The FDA has approved the use of tazemetostat (Tazverik) for 2 follicular lymphoma indications: for the treatment of adult patients with relapsed or refractory follicular lymphoma whose tumors harbor EZH2 mutations, as detected by an FDA-approved test, and who have received at least 2 prior lines of systemic therapy, and for the treatment of adult patients with relapsed or refractory follicular lymphoma who have no satisfactory alternative treatment options.1

“Although follicular lymphoma has an indolent course, its relapsing nature requires repeated courses of treatment. The current toolbox of options includes chemotherapy, immunomodulatory agents, and PI3K inhibitors all with or without an anti-CD20 monoclonal antibody. None of the approved therapies to date are targeted, and we do not know how to sequence them. Tazemetostat, an oral EZH2 inhibitor, is the first non-antibody targeted therapy in this disease. Although the ongoing studies do not inform the treating physician on sequencing, the favorable toxicity profile and efficacy in both mutated and unmutated EZH2 follicular lymphomas makes this a promising agent in this disease,” Sonali M. Smith, MD, FASCO, told Targeted Oncology about the impact of the approval. Smith is the Elwood V. Jensen Professor of Medicine, interim chief of the Section of Hematology/Oncology, and director of the Lymphoma Program at The University of Chicago.

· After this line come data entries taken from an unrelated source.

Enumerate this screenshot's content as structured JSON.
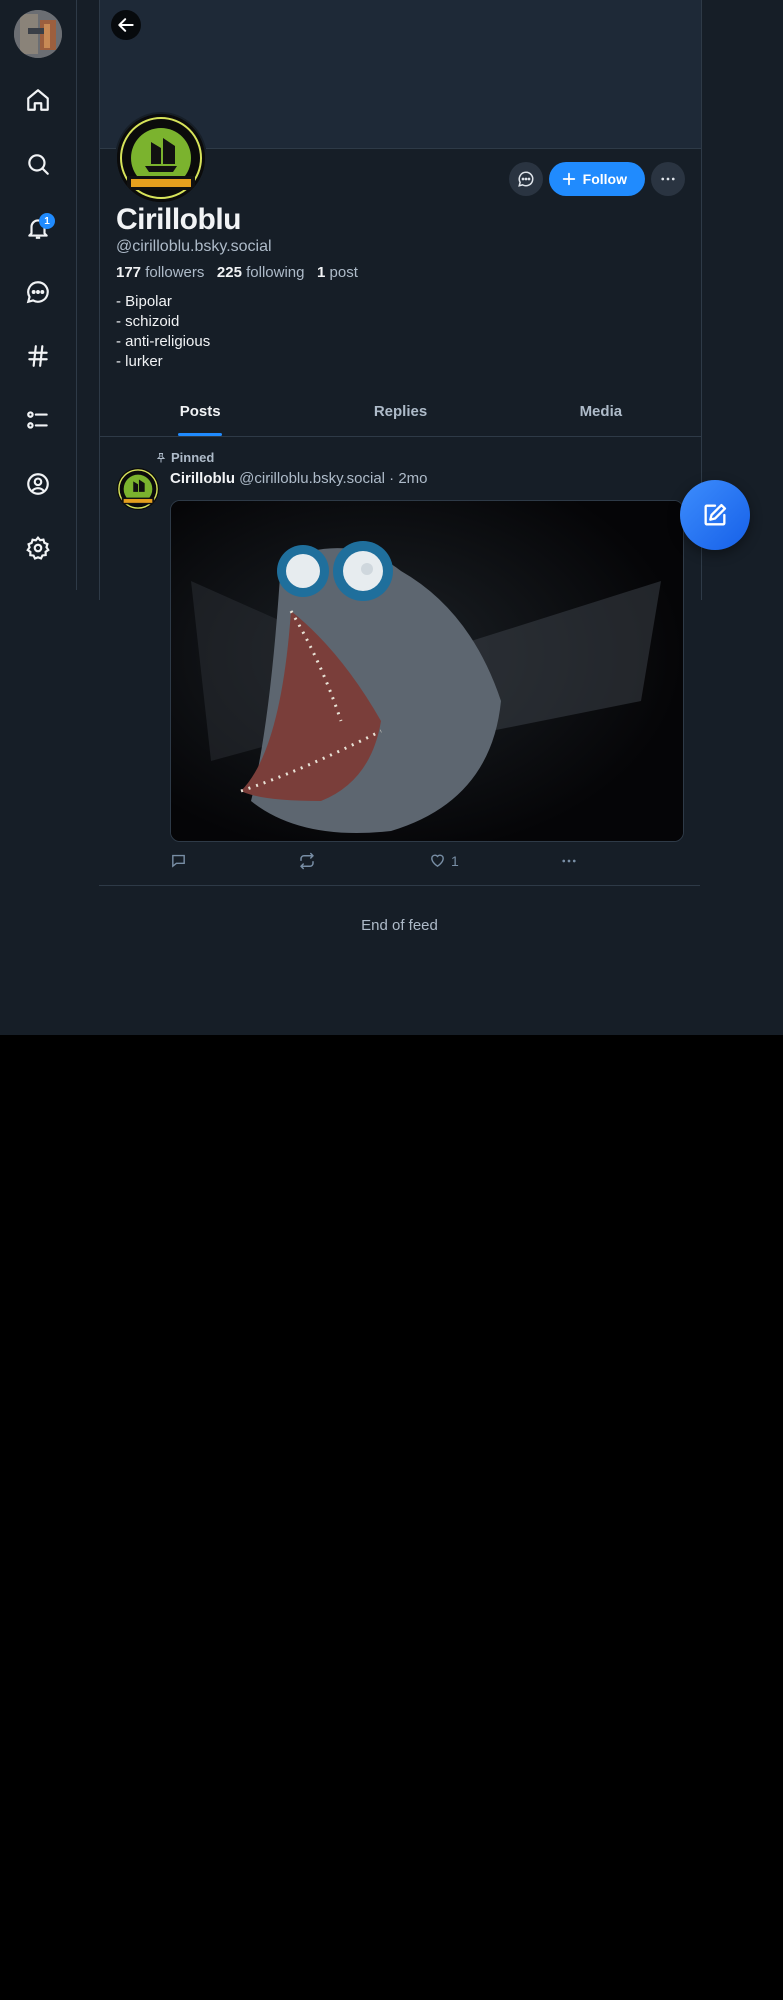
{
  "nav": {
    "notifications_badge": "1",
    "items": [
      "home-icon",
      "search-icon",
      "bell-icon",
      "chat-icon",
      "hashtag-icon",
      "list-icon",
      "profile-icon",
      "gear-icon"
    ]
  },
  "profile": {
    "display_name": "Cirilloblu",
    "handle": "@cirilloblu.bsky.social",
    "followers_count": "177",
    "followers_label": "followers",
    "following_count": "225",
    "following_label": "following",
    "posts_count": "1",
    "posts_label": "post",
    "bio": "- Bipolar\n- schizoid\n- anti-religious\n- lurker",
    "follow_label": "Follow"
  },
  "tabs": [
    {
      "label": "Posts",
      "active": true
    },
    {
      "label": "Replies",
      "active": false
    },
    {
      "label": "Media",
      "active": false
    }
  ],
  "post": {
    "pinned_label": "Pinned",
    "author_name": "Cirilloblu",
    "author_handle": "@cirilloblu.bsky.social",
    "separator": "·",
    "time": "2mo",
    "like_count": "1"
  },
  "feed": {
    "end_text": "End of feed"
  },
  "colors": {
    "accent": "#208bfe",
    "background": "#161e27",
    "banner": "#1e2937",
    "text_muted": "#aebbc9"
  }
}
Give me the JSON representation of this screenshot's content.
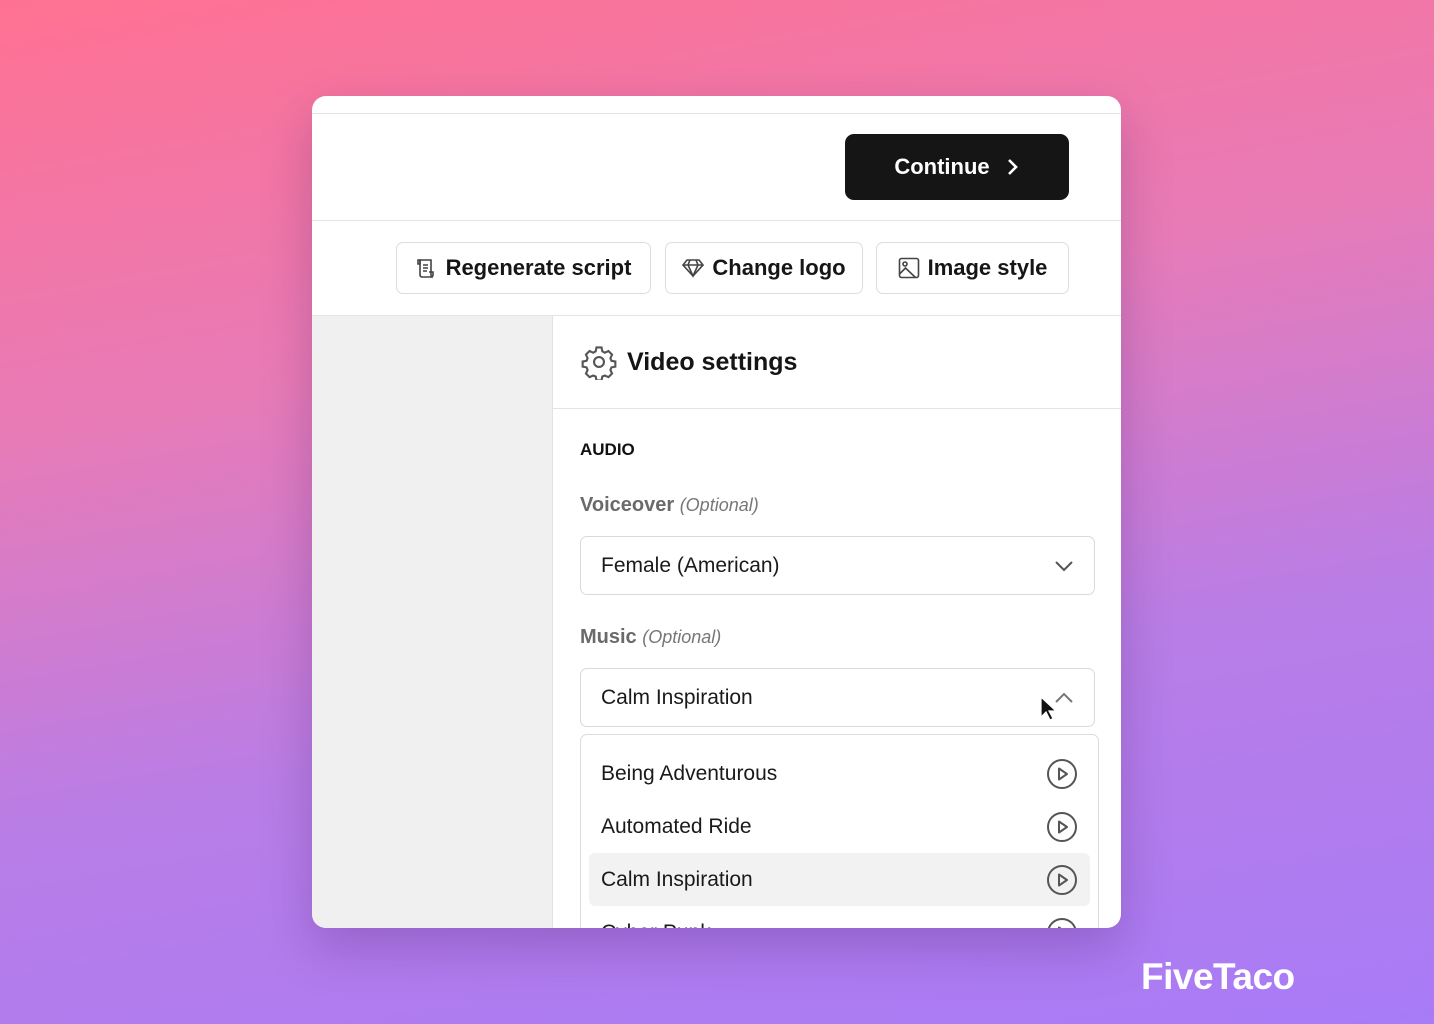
{
  "toolbar": {
    "continue_label": "Continue",
    "regenerate_label": "Regenerate script",
    "change_logo_label": "Change logo",
    "image_style_label": "Image style"
  },
  "settings": {
    "title": "Video settings",
    "section": "AUDIO",
    "voiceover": {
      "label": "Voiceover",
      "optional": "(Optional)",
      "value": "Female (American)"
    },
    "music": {
      "label": "Music",
      "optional": "(Optional)",
      "value": "Calm Inspiration",
      "options": [
        "Being Adventurous",
        "Automated Ride",
        "Calm Inspiration",
        "Cyber Punk"
      ],
      "highlighted": "Calm Inspiration"
    }
  },
  "brand": {
    "logo": "FiveTaco"
  }
}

Approval for tazemetostat is supported by findings from a subgroup of patients with follicular lymphoma treated with the EZH2 inhibitor in a phase 2 trial. Data from the study were presented at the 2019 American Society of Hematology Annual Meeting showing that the patients with an EZH2 mutation had an objective response rate (ORR) of 69% and patients with wild-type EZH2 had an ORR of 35%.

The overall open-label, multicenter study explored the use of tazemetostat as a single agent in patients with advanced solid tumors or B-cell lymphomas as well as in combination with prednisolone in patients with diffuse large B-cell lymphoma (NCT01897571). The follicular lymphoma cohort included patients with grade 1 to 3b relapsed/refractory disease who had EZH2 activating mutations (n = 45) or wild-type EZH2 (n = 54). 

All patients had an ECOG performance status of 0 to 2, had measurable disease, and had received at least 2 prior therapies.

Patients were treated with 800 mg of oral tazemetostat given twice a day.

The primary end point was objective response rate (ORR) and secondary end points were progression-free survival (PFS) and safety. 

Among patients with an EZH2 mutation, the ORR was 69% by independent review and 78% by investigator assessment. The median duration of response was 10.9 months by independent review and 8.3 months by investigator review. The median PFS was 13.8 months by both independent and investigator review and the median overall survival had not yet been reached. 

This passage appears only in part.